978-9886468-0-3 (ePub)
978-9886468-1-0 (MOBI)

Number of pages: 200
Word Count: 50,000

Cover Artist: Anne Cain


Book Description:

A collection of erotic romance in the Age of Steam, featuring a Regency novella...

Cara St. Cross is determined to play at the highest-stakes poker club in all of Great Britain... even if getting in requires her to dress like a man. Stanley, Lord Greenhope, doesn’t truly believe that “Mister” St. Cross has had relations with his wife, but that doesn’t stop him from challenging the (wo)man to a duel.

In the early Age of Steam, duels are still legal, young ladies get kidnapped to Gretna Green, and only the villains seem to care whether Cara wins at the tables.
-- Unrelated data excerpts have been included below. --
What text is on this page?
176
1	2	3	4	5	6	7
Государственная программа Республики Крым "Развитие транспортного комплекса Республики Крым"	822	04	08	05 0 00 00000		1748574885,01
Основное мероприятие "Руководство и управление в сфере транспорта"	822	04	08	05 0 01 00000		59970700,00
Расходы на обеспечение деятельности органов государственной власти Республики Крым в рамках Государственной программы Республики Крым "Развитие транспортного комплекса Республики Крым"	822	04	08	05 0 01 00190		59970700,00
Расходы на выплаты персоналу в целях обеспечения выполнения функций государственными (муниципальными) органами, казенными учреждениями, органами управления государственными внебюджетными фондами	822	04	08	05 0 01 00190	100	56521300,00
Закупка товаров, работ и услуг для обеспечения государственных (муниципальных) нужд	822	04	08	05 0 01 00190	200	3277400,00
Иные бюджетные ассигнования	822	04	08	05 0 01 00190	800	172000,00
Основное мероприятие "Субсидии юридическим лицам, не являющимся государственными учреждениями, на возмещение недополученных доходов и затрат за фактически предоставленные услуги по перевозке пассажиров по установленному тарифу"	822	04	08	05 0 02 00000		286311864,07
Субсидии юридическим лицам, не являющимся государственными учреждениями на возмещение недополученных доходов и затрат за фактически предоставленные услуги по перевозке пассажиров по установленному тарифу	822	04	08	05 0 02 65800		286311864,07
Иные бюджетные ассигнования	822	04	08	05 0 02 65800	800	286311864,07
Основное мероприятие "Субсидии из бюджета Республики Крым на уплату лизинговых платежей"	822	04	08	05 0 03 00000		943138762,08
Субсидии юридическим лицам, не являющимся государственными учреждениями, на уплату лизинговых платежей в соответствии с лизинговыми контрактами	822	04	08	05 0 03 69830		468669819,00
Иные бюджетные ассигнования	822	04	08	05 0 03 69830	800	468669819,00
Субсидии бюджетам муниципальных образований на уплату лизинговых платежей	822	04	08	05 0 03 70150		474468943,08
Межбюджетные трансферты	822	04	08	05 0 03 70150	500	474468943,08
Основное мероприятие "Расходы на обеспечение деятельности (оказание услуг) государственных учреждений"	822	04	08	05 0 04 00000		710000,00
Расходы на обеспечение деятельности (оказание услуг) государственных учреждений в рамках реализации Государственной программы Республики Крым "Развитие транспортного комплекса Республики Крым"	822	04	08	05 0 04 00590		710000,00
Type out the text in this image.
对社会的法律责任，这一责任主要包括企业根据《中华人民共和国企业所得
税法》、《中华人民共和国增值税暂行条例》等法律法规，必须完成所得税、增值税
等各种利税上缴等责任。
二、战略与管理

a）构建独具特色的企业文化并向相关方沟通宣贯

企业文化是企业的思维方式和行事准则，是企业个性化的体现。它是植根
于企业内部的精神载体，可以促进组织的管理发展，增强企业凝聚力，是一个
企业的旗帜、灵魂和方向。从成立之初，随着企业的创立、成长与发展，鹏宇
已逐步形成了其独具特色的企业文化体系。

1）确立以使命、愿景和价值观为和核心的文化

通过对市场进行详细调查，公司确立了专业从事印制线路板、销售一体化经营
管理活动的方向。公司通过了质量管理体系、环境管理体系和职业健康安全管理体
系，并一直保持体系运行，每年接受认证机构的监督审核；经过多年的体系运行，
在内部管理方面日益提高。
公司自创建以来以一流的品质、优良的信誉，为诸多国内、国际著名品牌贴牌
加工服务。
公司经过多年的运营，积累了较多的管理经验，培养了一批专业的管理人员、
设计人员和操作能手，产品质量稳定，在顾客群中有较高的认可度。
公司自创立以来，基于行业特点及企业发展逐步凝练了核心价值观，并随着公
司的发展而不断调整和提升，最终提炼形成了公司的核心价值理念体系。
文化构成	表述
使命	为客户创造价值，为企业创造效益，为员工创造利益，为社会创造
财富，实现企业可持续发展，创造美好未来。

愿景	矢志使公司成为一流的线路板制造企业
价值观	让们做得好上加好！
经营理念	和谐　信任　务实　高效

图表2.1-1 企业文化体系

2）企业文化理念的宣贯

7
As well as the Regency novella, My Lady Gambler, this collection includes three short stories of Victorian-style steampunk erotica:

Miss Carlotta Stembridge crafts her own troupe of dancing automatons in “The Clockwork Dancers”. When she meets a flesh-and-blood dancer who steals her heart, she must fight society and her own creations if she wants to keep him in her life.

In “On the Curious Condition of the Anachronism in Modern Aviation Structures,” First Mate Jess Priory of the merchant airship Aer Nova offers passage to a handsome doctor. Lucky thing she did, since his skills come in handy when the ship is attacked!

The possibility of a time machine causes more problems than it solves in “Dorothea Franklin’s Marvelous Machine,” Thankfully, the inventor can console herself with the darkly sexy, powerful Sir George, Grand Master of the London Masons.

 About the Author :

Victoria Pond is a professional writer on projects ranging from video games to novels. She lives in Seattle with a husband and a cat, where she sings with a Celtic band and is working on the next novella in her steampunk erotica universe.